Precautions for Outdoor Pets

  • Remember that staying warm requires extra calories. Outdoor animals typically need more calories in the winter, so feed them accordingly when the temperature drops. Talk to your veterinarian for advice on proper diet.
  • Watch your pet’s outside fresh-water bowl. If it is not heated, you may need to refresh it more often as it could freeze in cold weather.
  • Salt and de-icers: Many pets like to go outside to romp and stomp in the snow, but people use powerful salt and chemicals on their sidewalks to combat ice buildup. Thoroughly clean your pets’ paws, legs and abdomen after they have been outside, to prevent ingestion of toxic substances and to prevent their pads from becoming dry and irritated. Signs of toxic ingestion include excessive drooling, vomiting and depression.
  • Ice and snow: When you let your pets in from a walk or a romp outside, make sure to wipe their paws and undersides — get those ice balls off as soon as possible, as they can cause frostbite. After being outside, check your pets’ paws, ears and tail for frostbite. Frostbitten skin usually appears pale or gray and can be treated by wrapping the area in a dry towel to gradually warm the area. Check with your veterinarian if you suspect frostbite.

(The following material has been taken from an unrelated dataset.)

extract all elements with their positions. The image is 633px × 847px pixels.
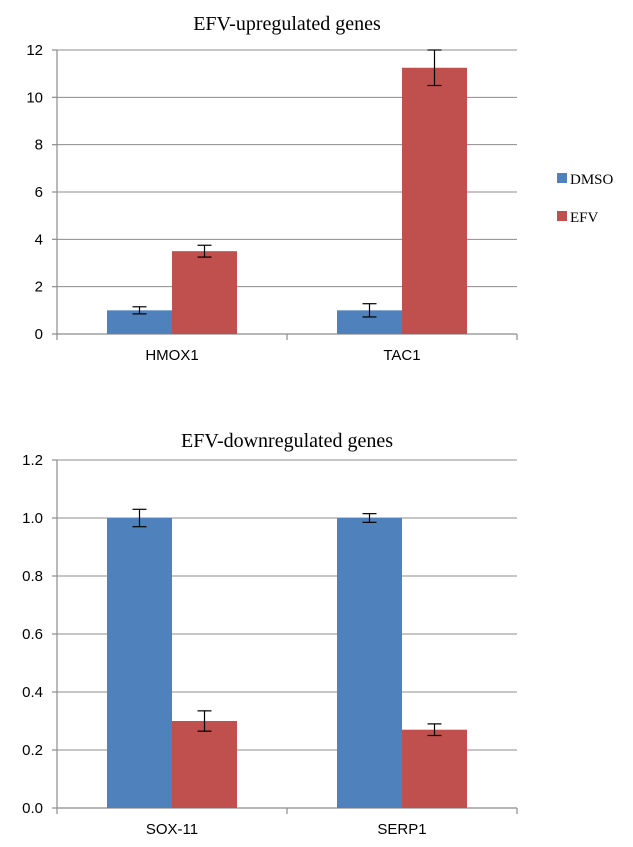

  • Use nontoxic antifreeze. Antifreeze is great-tasting to pets, but even a very small amount ingested can be deadly. Look for “safe” nontoxic antifreeze, consider using products that contain propylene glycol rather than ethylene glycol, and make sure all spills are cleaned up immediately and thoroughly. Contact your veterinarian immediately if you suspect your pets have ingested any antifreeze!